We have shown that the electrodeposition of PEDOT: PEI coatings onto CFMEs enhances the detection and differentiation of DA and dopaminergic metabolites such as 3-MT whereas having little effect on DOPAL. The altered physicochemical surface features of the polymer modified microelectrodes allowed differential adsorption of the metabolites to the surface of the electrode. This enabled the enhanced selectivity, sensitivity, and the co-detection and discrimination of DA and 3-MT metabolites from one another at the surface of the electrode, which was previously not possible with bare unmodified microelectrodes. On the other hand, the similarity in chemical structure between DA and DOPAL obscures the differentiation of oxidation potentials.

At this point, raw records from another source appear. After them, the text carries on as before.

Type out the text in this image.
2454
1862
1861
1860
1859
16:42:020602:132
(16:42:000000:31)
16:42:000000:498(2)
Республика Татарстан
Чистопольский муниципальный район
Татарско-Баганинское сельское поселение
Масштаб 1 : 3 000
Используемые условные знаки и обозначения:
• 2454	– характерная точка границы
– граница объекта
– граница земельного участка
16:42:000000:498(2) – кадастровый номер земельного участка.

This work is potentially important in differentiating and co-detecting these metabolites, which will be critical in understanding the physiological role of these metabolites apart from DA. It will provide vital information on the breakdown of DA to metabolites via MAO, COMT, and the role of these metabolites in vivo. Furthermore, in vivo investigations of the neurotransmitter pathways in zebrafish and rodents using polymer modified microelectrodes could help model human diseases or neurological and psychiatric disorders.